TradFi vs DeFi: ARK challenges a16z as tokenized finance grows on public chains
ARK Invest research director Lorenzo Valente challenged a16z Crypto’s “TradFi doesn’t want DeFi” thesis, arguing that TradFi vs DeFi is not a permissioned-only story. a16z says banks and asset managers will use blockchains for lower costs and better settlement while keeping compliance, governance, and operations centralized.
Valente counters that institutional activity is already expanding on public blockchains. He points to rising tokenized finance, with total tokenized real-world assets reported above $29B by April 2026 and tokenized US Treasuries around $13.4B, including deployment on Ethereum.
Standard Chartered projects stablecoins and tokenized assets could reach $4T by end-2028, with mature DeFi protocols likely capturing much of the activity. The article highlights potential DeFi beneficiaries such as Aave, Compound, and Morpho, and notes BlackRock’s BUIDL fund using on-chain markets for collateral.
Still, the TradFi vs DeFi split may be hybrid: institutions can use public chains while restricting wallets, custody, and transfers. Permissioned and semi-controlled alternatives (e.g., Canton Network) also compete.

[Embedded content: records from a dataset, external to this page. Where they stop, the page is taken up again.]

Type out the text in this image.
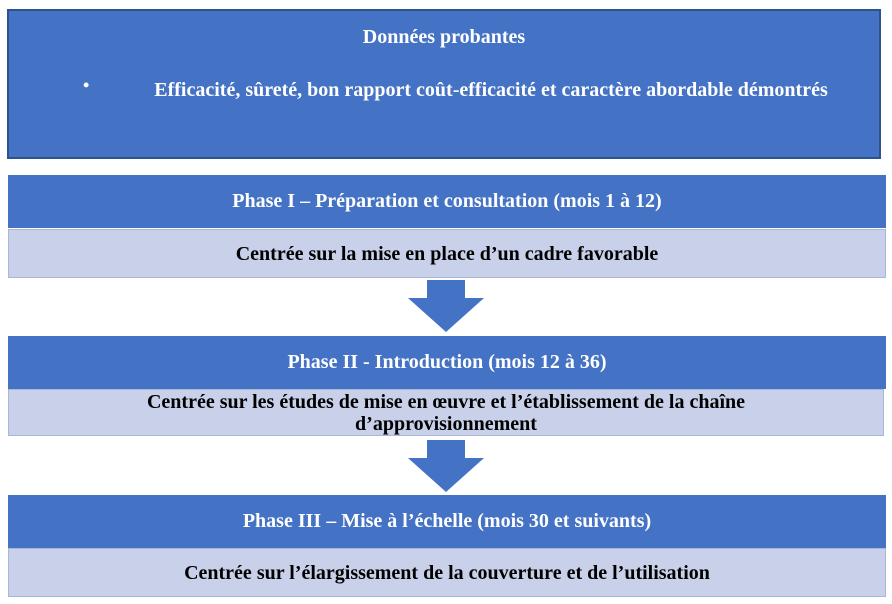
Données probantes
•	Efficacité, sûreté, bon rapport coût-efficacité et caractère abordable démontrés
Phase I – Préparation et consultation (mois 1 à 12)
Centrée sur la mise en place d’un cadre favorable
Phase II - Introduction (mois 12 à 36)
Centrée sur les études de mise en œuvre et l’établissement de la chaîne d’approvisionnement
Phase III – Mise à l’échelle (mois 30 et suivants)
Centrée sur l’élargissement de la couverture et de l’utilisation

For traders, this is a narrative on infrastructure rails rather than an immediate protocol change. Near-term price impact is likely limited unless follow-through shows up in stablecoin issuance, tokenized-asset flows, and DeFi liquidity.
Neutral
Both articles frame the issue as an infrastructure-rails debate: whether TradFi mainly builds permissioned systems or uses DeFi components as the settlement layer. The later update adds quantitative context (tokenized RWA >$29B by April 2026, tokenized Treasuries ~$13.4B, and a Standard Chartered view of $4T stablecoins/tokenized assets by 2028) and names likely DeFi beneficiaries (Aave, Compound, Morpho) plus BlackRock’s BUIDL usage. That backdrop is mildly supportive for DeFi sentiment, but the coverage still stresses that TradFi adoption may be hybrid (public chains with wallet/custody controls) and that the event is not a concrete policy/product rollout. Without confirmed, near-term changes in stablecoin issuance and on-chain tokenized-asset flows, traders should expect limited immediate price effects and watch for follow-through signals.